Sunburn is a characteristic consequence of Ultraviolet Radiation (UVR) exposure, whereby the epidermis (top layer of the skin) is showing an immediate (acute) and delayed reaction of redness (erythema), hardening of the skin and in some severe instances blister formation. Burning of the skin is a result of thermal injury to skin and is classified in various gradients of severity. Sunburn can occur to each skintype, and the severity is dependent on the length and intensity to UV-exposure. Sunburn is a process which is generally regarded as reversible to a normal state of the skin. However, it is now universally believed and scientifically supported that sunburn causes damage to skin cells, which may lead to an increased risk of skin cancer at later stages, a process known as photocarcinogenesis.
To determine each individual‘s propensity to sunburn, a universal scale has been used: Minimal Erythema Dose (MED).

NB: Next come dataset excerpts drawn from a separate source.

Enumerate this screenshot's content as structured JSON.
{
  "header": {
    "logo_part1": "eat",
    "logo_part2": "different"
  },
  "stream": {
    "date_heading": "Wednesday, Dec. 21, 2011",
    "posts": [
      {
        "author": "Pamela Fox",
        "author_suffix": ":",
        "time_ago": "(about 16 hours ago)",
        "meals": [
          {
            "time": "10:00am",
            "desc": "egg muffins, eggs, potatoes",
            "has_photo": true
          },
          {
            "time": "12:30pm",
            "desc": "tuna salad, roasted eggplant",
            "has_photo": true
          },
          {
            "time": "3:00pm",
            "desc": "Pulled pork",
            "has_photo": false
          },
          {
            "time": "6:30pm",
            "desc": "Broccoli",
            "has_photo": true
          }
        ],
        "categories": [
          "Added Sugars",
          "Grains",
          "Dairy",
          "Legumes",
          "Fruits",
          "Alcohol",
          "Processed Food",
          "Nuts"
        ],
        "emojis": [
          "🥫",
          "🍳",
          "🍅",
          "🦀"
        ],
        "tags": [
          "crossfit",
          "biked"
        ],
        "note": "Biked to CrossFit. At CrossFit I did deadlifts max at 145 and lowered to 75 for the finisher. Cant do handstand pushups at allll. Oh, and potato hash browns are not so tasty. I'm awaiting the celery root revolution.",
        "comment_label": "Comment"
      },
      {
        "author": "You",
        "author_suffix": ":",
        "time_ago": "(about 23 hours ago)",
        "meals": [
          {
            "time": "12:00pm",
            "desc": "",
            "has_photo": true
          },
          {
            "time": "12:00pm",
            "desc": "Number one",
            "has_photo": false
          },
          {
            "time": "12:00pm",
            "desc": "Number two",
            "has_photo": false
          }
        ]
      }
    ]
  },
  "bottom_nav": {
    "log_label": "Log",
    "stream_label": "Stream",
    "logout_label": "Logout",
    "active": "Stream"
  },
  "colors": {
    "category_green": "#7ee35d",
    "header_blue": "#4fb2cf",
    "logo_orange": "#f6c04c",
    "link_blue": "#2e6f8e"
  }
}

The MED is the threshold value of each individual’s skin exposed to sun (UV intensity) or an artificial light source that may produce sunburn. Another way to measure melanin’s activation under ambient or laboratory conditions is expressed as the Minimal Melanogenic Dose (MMD), the lowest dose required to develop a visible suntan. Both MED and MMD are being tested with UV exposure, after which the skin reaction is being recorded mostly 24 hours after the UV irradiation. The minimal dose required to bring out visible reddening of the skin is defined as the MED of the individual. Immediate redness following radiation is attributed to heat, and is not defined as MED. However, the MMD is determined a few days after exposure, and is defined as the minimal exposure to produce an even and visible “tan”. The time required to measure the MMD follows the time it takes to induce the process of melanogenesis, pigment formation of the skin.

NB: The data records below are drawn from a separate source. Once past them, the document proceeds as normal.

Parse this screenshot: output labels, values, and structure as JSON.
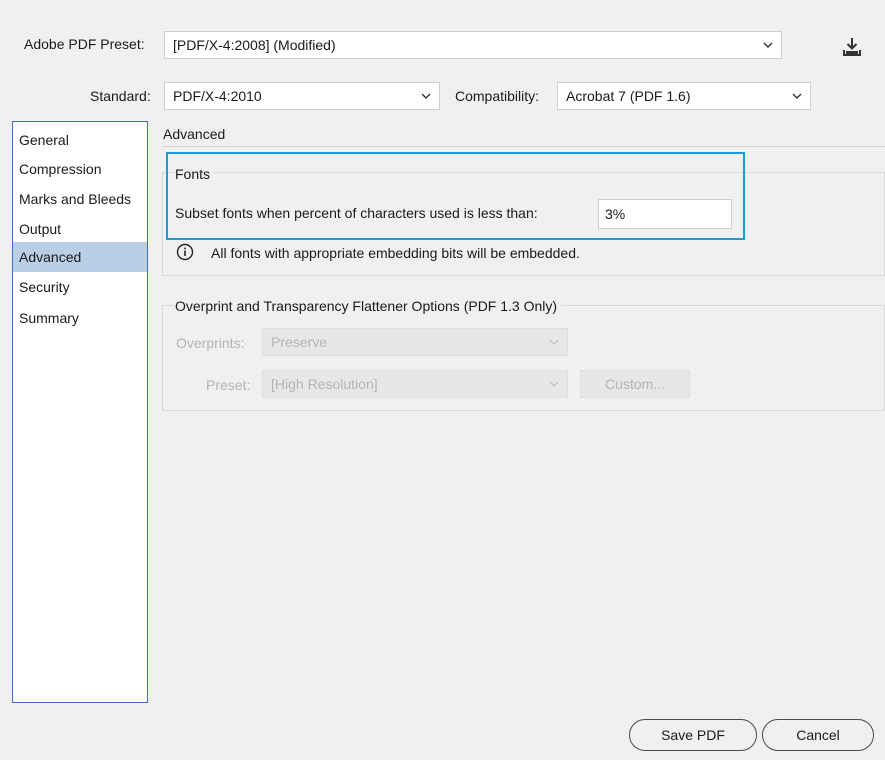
{
  "header": {
    "preset_label": "Adobe PDF Preset:",
    "preset_value": "[PDF/X-4:2008] (Modified)",
    "standard_label": "Standard:",
    "standard_value": "PDF/X-4:2010",
    "compat_label": "Compatibility:",
    "compat_value": "Acrobat 7 (PDF 1.6)",
    "save_preset_icon": "download-icon"
  },
  "sidebar": {
    "items": [
      {
        "label": "General",
        "selected": false
      },
      {
        "label": "Compression",
        "selected": false
      },
      {
        "label": "Marks and Bleeds",
        "selected": false
      },
      {
        "label": "Output",
        "selected": false
      },
      {
        "label": "Advanced",
        "selected": true
      },
      {
        "label": "Security",
        "selected": false
      },
      {
        "label": "Summary",
        "selected": false
      }
    ]
  },
  "main": {
    "section_title": "Advanced",
    "fonts": {
      "title": "Fonts",
      "subset_label": "Subset fonts when percent of characters used is less than:",
      "subset_value": "3%",
      "info_text": "All fonts with appropriate embedding bits will be embedded.",
      "info_icon": "info-icon"
    },
    "overprint": {
      "title": "Overprint and Transparency Flattener Options (PDF 1.3 Only)",
      "overprints_label": "Overprints:",
      "overprints_value": "Preserve",
      "preset_label": "Preset:",
      "preset_value": "[High Resolution]",
      "custom_label": "Custom..."
    }
  },
  "footer": {
    "save_label": "Save PDF",
    "cancel_label": "Cancel"
  },
  "colors": {
    "highlight": "#1b9ad6",
    "sidebar_border": "#3d6fb8",
    "selected_bg": "#b9cfe6"
  }
}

Sunburn may cause variable severity depending on skin type, length and intensity of exposure. Following sunburn injury, the skin undergoes three phases: physical damage, biochemical response and rejection of necrotic tissue. Usually only superficial layers of the skin are affected, and seldom are the deeper layers of the skin involved.
A common classification used in the discipline of emergency care and traumatology defines the skin layers involved in severe burns (most often chemical or physical):
Grade 1: superficial layers involved (epidermis)
Grade 2: deeper layer involved (dermis)
Grade 3: all and deepest layers involved (pandermis)
First-degree skin burns are visible as red, painful, and swollen skin. The burnt skin whitens (blanches) when touched lightly but does not tend to show blister formation. Second-degree burns are red, painful, swollen and show blister formation that may ooze a clear fluid (exudates). The burnt skin may show blanching when touched. Third-degree burns are not painful because the nerves and deeper layers have been destroyed. The skin often becomes leathery and may show as white, black, or bright red. The burned area does not blanch when touched, and hairs can easily be pulled from their roots without pain. No blisters develop.
Biology’s own mechanism to repair and mitigate sunburn attracts the last decennia much attention. Recently, scientific focus has been on biological pathways given the importance of programmed cell death (apoptosis) in eliminating irreparably damaged cells. The balance between survival of the UVR-damaged skin cells and factors leading to premature death of the cells determines the final cell fate. There is growing evidence suggesting that the deregulation of this balance by chronic UVR stress results in the development of skin malignancy, i.e. tumor formation. A greater understanding of the mechanisms that induce and prevent UVR-induced apoptosis will contribute to the understanding of mechanisms relevant to the integrity of the genome (cell’s information).
Various factors play a role in the skin protection from sunburn injury. Genomic stability and the presence of chromophores are some of the important metrics to assess one’s risk to irreversible damage from accumulated skin exposure following UVR. Rates of repair of DNA damage can differ significantly in individuals. Epidemiological data indicate that ultraviolet (UV)-induced skin cancers, including melanomas and basal and squamous cell carcinomas, occur more frequently in individuals with fair skin than in those with dark skin. Various factors determine the risk of carcinogenesis of the skin, however melanin seems to play an important role in protecting the skin against UV radiation, and the levels of one’s melanin correlate inversely with amounts of DNA damage induced by UV in human skin of different ethnic origin.